Open Hate Mail #3: Grading the Critic
The Point of Babette isn't about hate. You should know that. We are three times more likely to post open love letters--or open letters of ambivalance.
Owen Gleiberman, Lisa Schwarzbaum, and assorted critics for Entertainment Weekly--you should also know a couple of other things:
1) I am a subscriber. I pay to bring EW into my home. I don't get annoyed when those reminders to renew clog my mailbox. Sometimes, after all, I do need a reminder.
2) I am not amused.
This isn't only about the review of "Little Miss Sunshine," but we can talk about that in a moment. Three years ago, some EW music critic gave Beyonce's "Dangerously in Love" an A. I liked "Crazy in Love" (and how!), so I bought that CD on the strength of that song and that review.
Yeah. That CD? Weak.
And that was fine--I was only a college student. I didn't need that $18 for food or anything. Now, however, I'm starting to get impatient with the EW reviewers. It's not that I expect you to agree with me all the time. We are all different people with different tastes. Nonetheless, a reviewer for a major publication needs to have the proper motivation for their tastes.
And let's talk about you and your tastes, Gleiberman and Schwarzbaum.
Owen: Stop talking about how great "Idlewild" is. It's not. I get the feeling you want to be the person who championed the black "Moulin Rouge!" So, you pretended like it was okay for that movie to play on the same racial stereotypes that make some of the "classics" so difficult to watch. You've been to film class. You should know tragic mulattas and Step-n-fetchits when you see them, and you should know they belong in a minstrel show. And you know where minstrel shows belong. You claim to have such a problem with "stock" characters in "Little Miss Sunshine," but you embrace them in "Idlewild."
Isn't that interesting?
And the ending of "Little Miss Sunshine" isn't hypocritical. Get thee to the dictionary and look up "irony." That should keep you busy for a while.
Lisa, Lisa: We used to be friends--a long time ago. And then there was "Pirates of the Caribbean." You hated it. I loved it. I loved it for all the wrong reasons: Johnny Depp is smokin' hot.

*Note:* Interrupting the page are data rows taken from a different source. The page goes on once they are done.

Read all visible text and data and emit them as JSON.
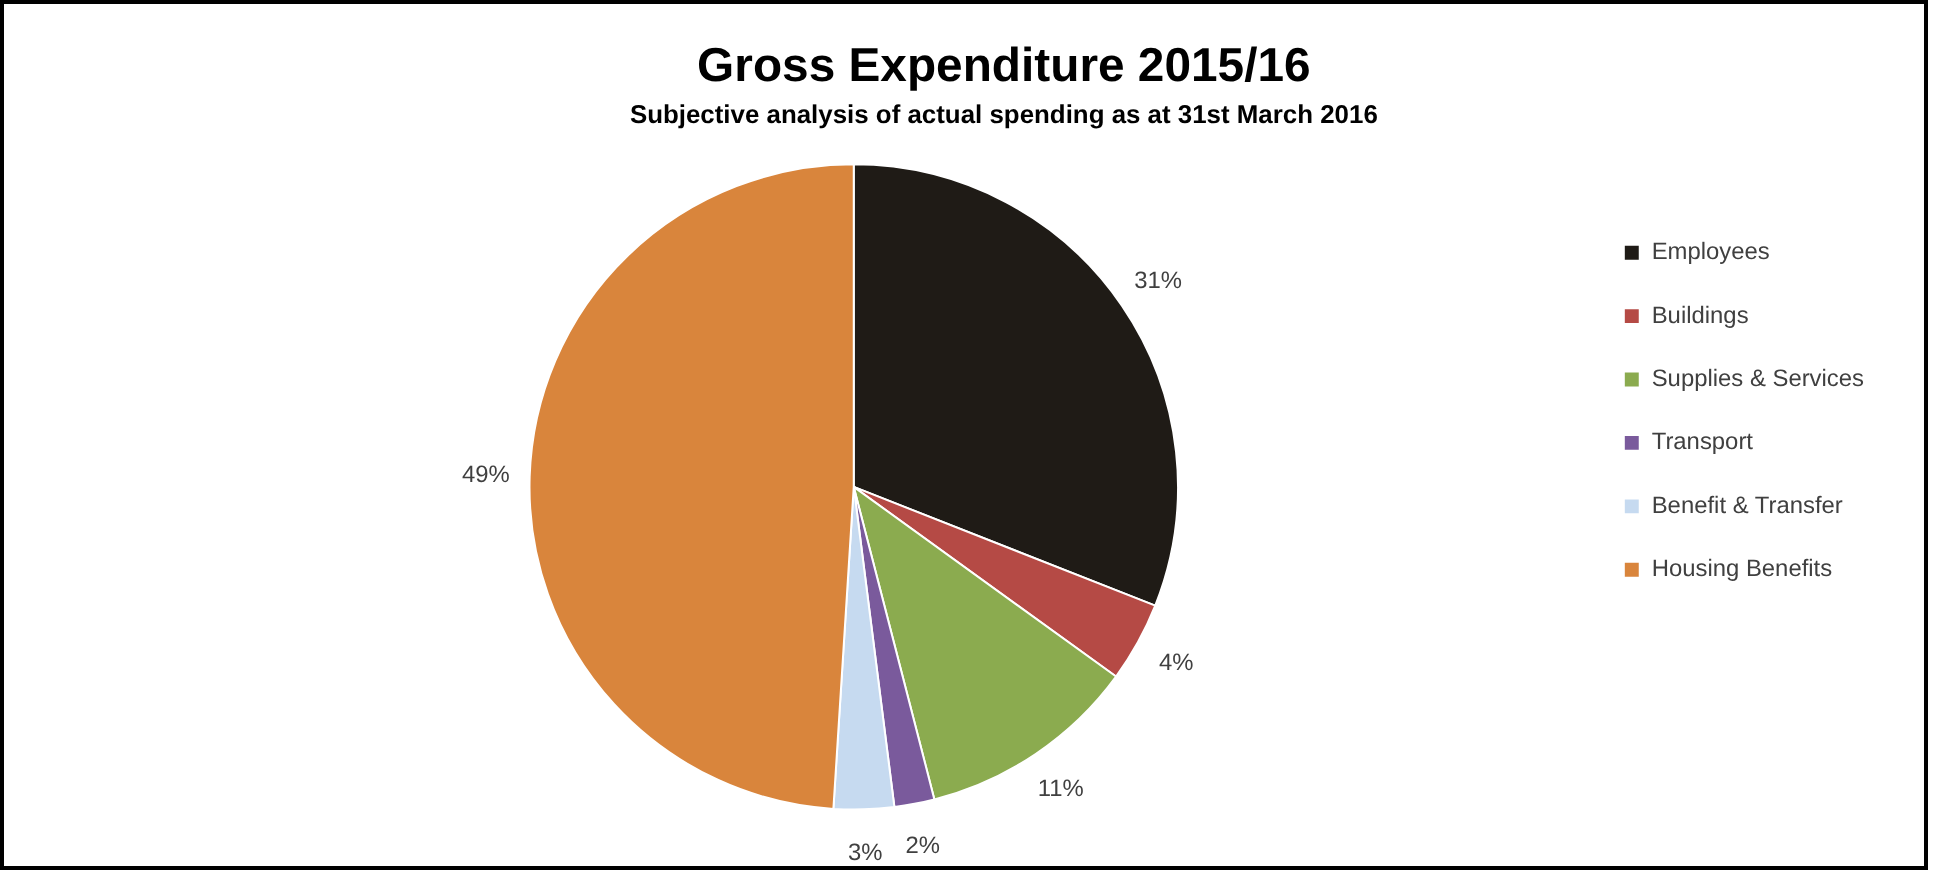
{
  "chart_data": {
    "type": "pie",
    "title": "Gross Expenditure 2015/16",
    "subtitle": "Subjective analysis of actual spending as at 31st March 2016",
    "categories": [
      "Employees",
      "Buildings",
      "Supplies & Services",
      "Transport",
      "Benefit & Transfer",
      "Housing Benefits"
    ],
    "values": [
      31,
      4,
      11,
      2,
      3,
      49
    ],
    "colors": [
      "#1f1b16",
      "#b54a45",
      "#8bab4f",
      "#7a5a9c",
      "#c6daf0",
      "#d9853c"
    ],
    "value_labels": [
      "31%",
      "4%",
      "11%",
      "2%",
      "3%",
      "49%"
    ],
    "legend": "right"
  }
}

Don't snicker, Lisa. You hated it for all the wrong reasons. EW claims to grade movies on their own terms. That is, a movie like "Aquamarine" is not going to get the exact same treatment as a film like "Cinderella Man." Yet you go on at length about how "POTC" is a prime example of the American blockbuster.
Except it revels in its blockbusteriness, and it was successful. And you can't pretend you hold everything to the indie classic standard just because you're a movie critic. You can't have it both ways.
Also, you can't fail to notice how smokin' hot Johnny Depp is.
Why can't it be enough for me to just disagree with you? Frankly, I feel as if you're violating my trust--manipulating me--and other subscribers--to make your magazine seem more interesting.
This is not what I want from my critics. So, please, stop dishing it out.
No Love,
Sam
P.S., Send a memo to everyone in the office: Terrence Howard is not hot. Not hot. Copy.
3 Comments:
are you sure about Terrance? If he's not hot, he's at least good looking.
8:04 AM
Nope. Not hot, not good looking. Creepy high-voiced Act-or. Has a good agent. All he's got going for him.
10:19 AM
Everyone has their own subjective preferences for what turns them on but it usually takes at least one of the following:
1. Good looks
2. Talent
3. Power
4. Humor
Terrence has talent so it is understandable that some think he is attractive. However, it takes at least two factors to be considered hot. I.e. Johnny Depp is both talented and good looking and thus, as Sam pointed out, smokin hot.